I due giornalisti hanno mostrato l’attestato con la sentenza del rilascio con ‘formula piena’ e hanno tenuto a sottolineare che avrebbero potuto rimanere nel Paese e continuare il reportage che volevamo realizzare, ma nessuno poteva garantirgli la sicurezza.
“Ci hanno fatto capire che la situazione non era ideale – hanno concluso Di Roberto e Rossi – Parlando con il console e gli avvocati, abbiamo alla fine deciso di tornare in Italia perche’ il governo del Venezuela non ha il controllo del territorio e probabilmente avremmo corso un rischio rimanendo lì. Potevano diventare bersaglio della malavita”.
I due reporter sono rientrati lunedì mattina a Roma con un volo da Caracas. A pagare il biglietto aereo per entrambi “Il Giornale” testata per la quale scrive da tempo Di Matteo che ha avuto parole sentite sia per il quotidiano che per le autorità italiane che hanno favorito un iter più veloce per la loro liberazione.
La situazione nel Paese, intanto, resta drammatica.
Ieri il candidato governatore dell’opposizione nello stato di Apure, nel sudovest del Venezuela, José Gregorio Montilla, è rimasto ferito alla testa da militanti pro governativi. Montilla, che è stato eletto tre volte governatore di Apure dal 1989, era pronto a presentarsi come candidato della coalizione Mud.

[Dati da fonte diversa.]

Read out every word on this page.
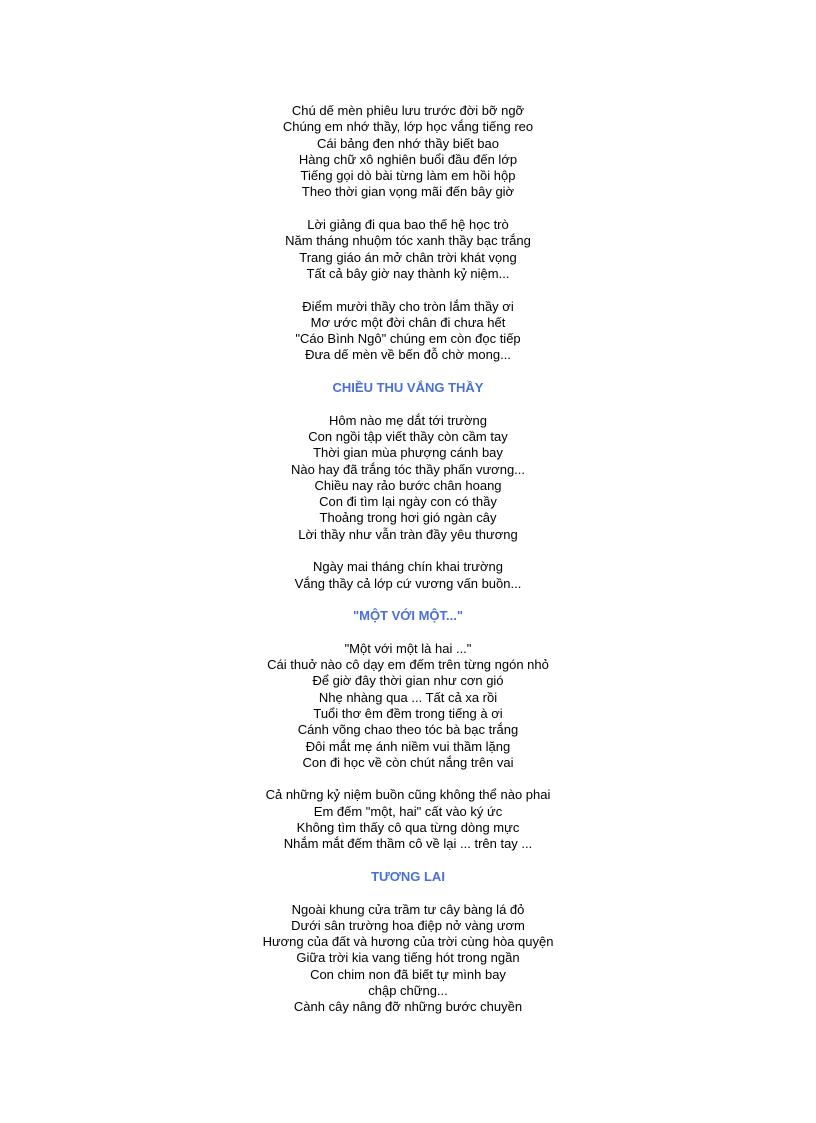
Chú dế mèn phiêu lưu trước đời bỡ ngỡ
Chúng em nhớ thầy, lớp học vắng tiếng reo
Cái bảng đen nhớ thầy biết bao
Hàng chữ xô nghiên buổi đầu đến lớp
Tiếng gọi dò bài từng làm em hồi hộp
Theo thời gian vọng mãi đến bây giờ
Lời giảng đi qua bao thế hệ học trò
Năm tháng nhuộm tóc xanh thầy bạc trắng
Trang giáo án mở chân trời khát vọng
Tất cả bây giờ nay thành kỷ niệm...
Điểm mười thầy cho tròn lắm thầy ơi
Mơ ước một đời chân đi chưa hết
"Cáo Bình Ngô" chúng em còn đọc tiếp
Đưa dế mèn về bến đỗ chờ mong...
CHIỀU THU VẮNG THẦY
Hôm nào mẹ dắt tới trường
Con ngồi tập viết thầy còn cầm tay
Thời gian mùa phượng cánh bay
Nào hay đã trắng tóc thầy phấn vương...
Chiều nay rảo bước chân hoang
Con đi tìm lại ngày con có thầy
Thoảng trong hơi gió ngàn cây
Lời thầy như vẫn tràn đầy yêu thương
Ngày mai tháng chín khai trường
Vắng thầy cả lớp cứ vương vấn buồn...
"MỘT VỚI MỘT..."
"Một với một là hai ..."
Cái thuở nào cô dạy em đếm trên từng ngón nhỏ
Để giờ đây thời gian như cơn gió
Nhẹ nhàng qua ... Tất cả xa rồi
Tuổi thơ êm đềm trong tiếng à ơi
Cánh võng chao theo tóc bà bạc trắng
Đôi mắt mẹ ánh niềm vui thầm lặng
Con đi học về còn chút nắng trên vai
Cả những kỷ niệm buồn cũng không thể nào phai
Em đếm "một, hai" cất vào ký ức
Không tìm thấy cô qua từng dòng mực
Nhắm mắt đếm thầm cô về lại ... trên tay ...
TƯƠNG LAI
Ngoài khung cửa trầm tư cây bàng lá đỏ
Dưới sân trường hoa điệp nở vàng ươm
Hương của đất và hương của trời cùng hòa quyện
Giữa trời kia vang tiếng hót trong ngần
Con chim non đã biết tự mình bay
chập chững...
Cành cây nâng đỡ những bước chuyền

Secondo il quotidiano El Nacional è stato colpito da una pietra lanciata dai militanti chavisti mentre stava andando a un meeting in vista delle elezioni regionali di domenica prossima. L’automobile su cui viaggiava il dirigente oppositore, nella quale si trovava anche l’ex presidente del Parlamento, Henry Ramos Allup, è stata raggiunta da oggetti pesanti, bastoni e buste di plastico piene di escrementi mentre attraversava il ponte sul fiume Apure, poco prima dell’accesso alla capitale dello stato, San Fernando.

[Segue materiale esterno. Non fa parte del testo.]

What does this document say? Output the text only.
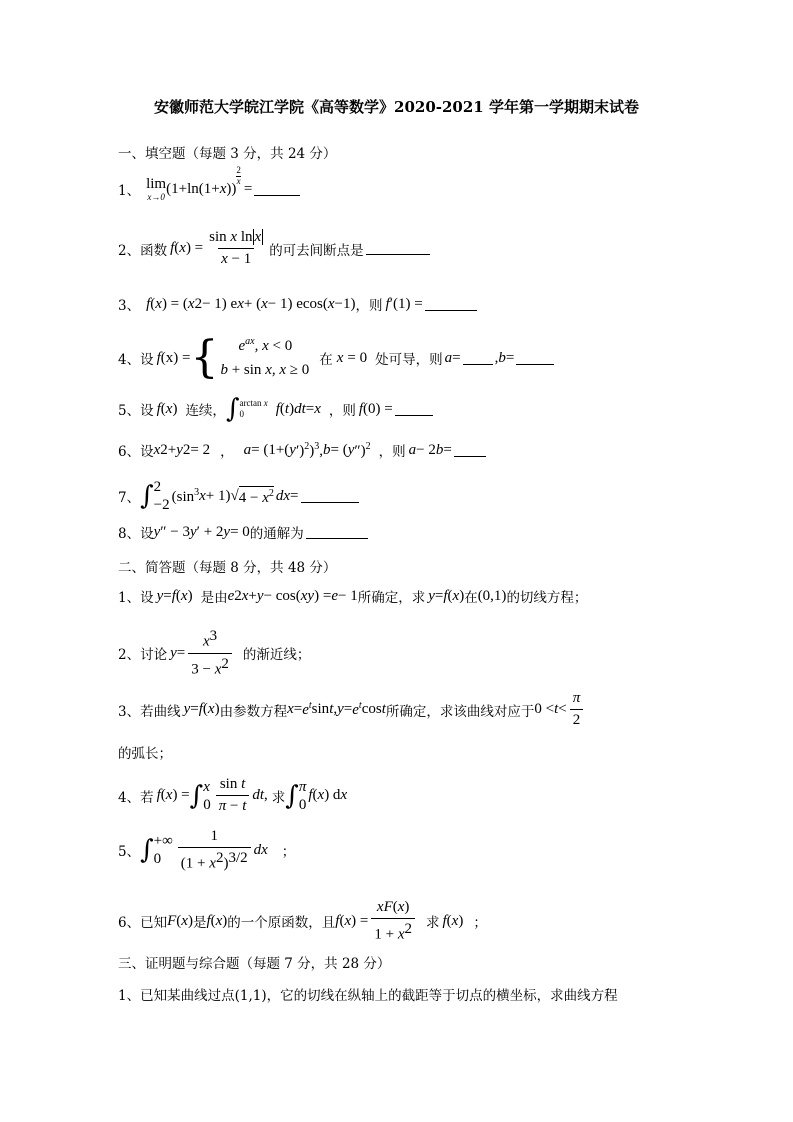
安徽师范大学皖江学院《高等数学》2020-2021 学年第一学期期末试卷
一、填空题（每题 3 分，共 24 分）
1、 lim
x→0 (1+ln(1+x))
$\frac{2}{x}$
=
2、 函数 f ( x ) = $\frac{\text{sin x ln x}}{x - 1}$ 的可去间断点是
3、 f ( x ) = ( x 2 − 1) e x + ( x − 1) e cos(x−1) ，则 f ′(1) =
4、 设 f (x) = {	$e^{ax}$, x < 0
b + sin x, x ≥ 0
在 x = 0 处可导，则 a = , b =
5、 设 f ( x ) 连续， ∫ arctan x
0	f ( t ) dt = x ，则 f (0) =
6、 设 x 2 + y 2 = 2 ， a = (1+( y ′)$^2$)$^3$, b = ( y ″)$^2$ ，则 a − 2 b =
7、 ∫ 2
−2
($\sin^3$ x + 1)√ $4 - x^2$ dx =
8、 设 y ″ − 3 y ′ + 2 y = 0 的通解为
二、简答题（每题 8 分，共 48 分）
1、 设 y = f ( x ) 是由 e 2x+y − cos( xy ) = e − 1 所确定，求 y = f ( x ) 在 (0,1) 的切线方程；
2、 讨论 $y = \frac{x^3}{3 - x^2}$ 的渐近线；
3、 若曲线 y = f ( x ) 由参数方程 $x = e^t$ sin t , $y = e^t$ cos t 所确定，求该曲线对应于 $0 < t < \frac{\pi}{2}$
的弧长；
4、 若 f ( x ) = ∫ x
$0 \frac{\text{sin t}}{\pi - t}$ dt , 求 ∫ π
0
f ( x ) d x
5、 ∫ +∞
0	$\frac{1}{(1 + x^2)^{3/2}}$ dx ；
6、 已知 F ( x ) 是 f ( x ) 的一个原函数，且 f ( x ) = $\frac{xF(x)}{1 + x^2}$ 求 f ( x ) ；
三、证明题与综合题（每题 7 分，共 28 分）
1、 已知某曲线过点(1,1)，它的切线在纵轴上的截距等于切点的横坐标，求曲线方程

La tensione è sempre più alta soprattutto per le forti limitazioni che vivono tutti i venezuelani.
La popolazione è ridotta allo stremo, la maggior parte soffre la fame e riesce a malapena a garantirsi un pasto al giorno.
E le condizioni generali della qualità della vita non possono che peggiorare.

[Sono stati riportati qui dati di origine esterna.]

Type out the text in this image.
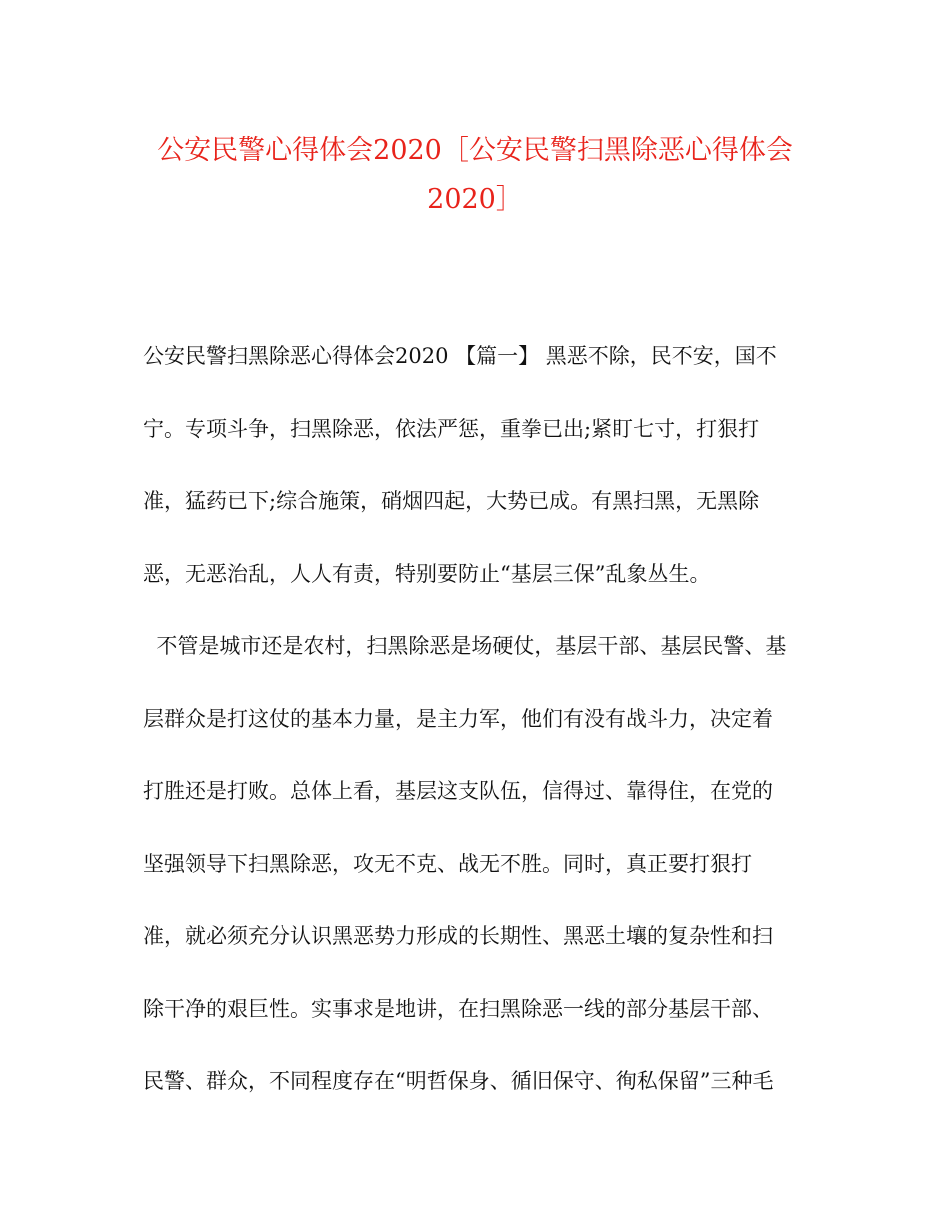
公安民警心得体会2020［公安民警扫黑除恶心得体会
2020］
公安民警扫黑除恶心得体会2020 【篇一】 黑恶不除，民不安，国不
宁。专项斗争，扫黑除恶，依法严惩，重拳已出;紧盯七寸，打狠打
准，猛药已下;综合施策，硝烟四起，大势已成。有黑扫黑，无黑除
恶，无恶治乱，人人有责，特别要防止“基层三保”乱象丛生。
不管是城市还是农村，扫黑除恶是场硬仗，基层干部、基层民警、基
层群众是打这仗的基本力量，是主力军，他们有没有战斗力，决定着
打胜还是打败。总体上看，基层这支队伍，信得过、靠得住，在党的
坚强领导下扫黑除恶，攻无不克、战无不胜。同时，真正要打狠打
准，就必须充分认识黑恶势力形成的长期性、黑恶土壤的复杂性和扫
除干净的艰巨性。实事求是地讲，在扫黑除恶一线的部分基层干部、
民警、群众，不同程度存在“明哲保身、循旧保守、徇私保留”三种毛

Per quanto riguarda la libertà di stampa, l’episodio di cui sono stati protagonisti Di Roberto e Rossi è l’ultimo di una serie di arresti e di espulsioni di giornalisti stranieri non graditi.
Per non parlare dei colleghi venezuelani, molti in prigione o in esilio. L’unico giornale ‘libero’ che non è ancora stato chiuso è Il Nacional.
Il resto dei media sono totalmente allineati, succubi del bavaglio venezuelano che farà di tutto per mettere a tacere ogni voce critica.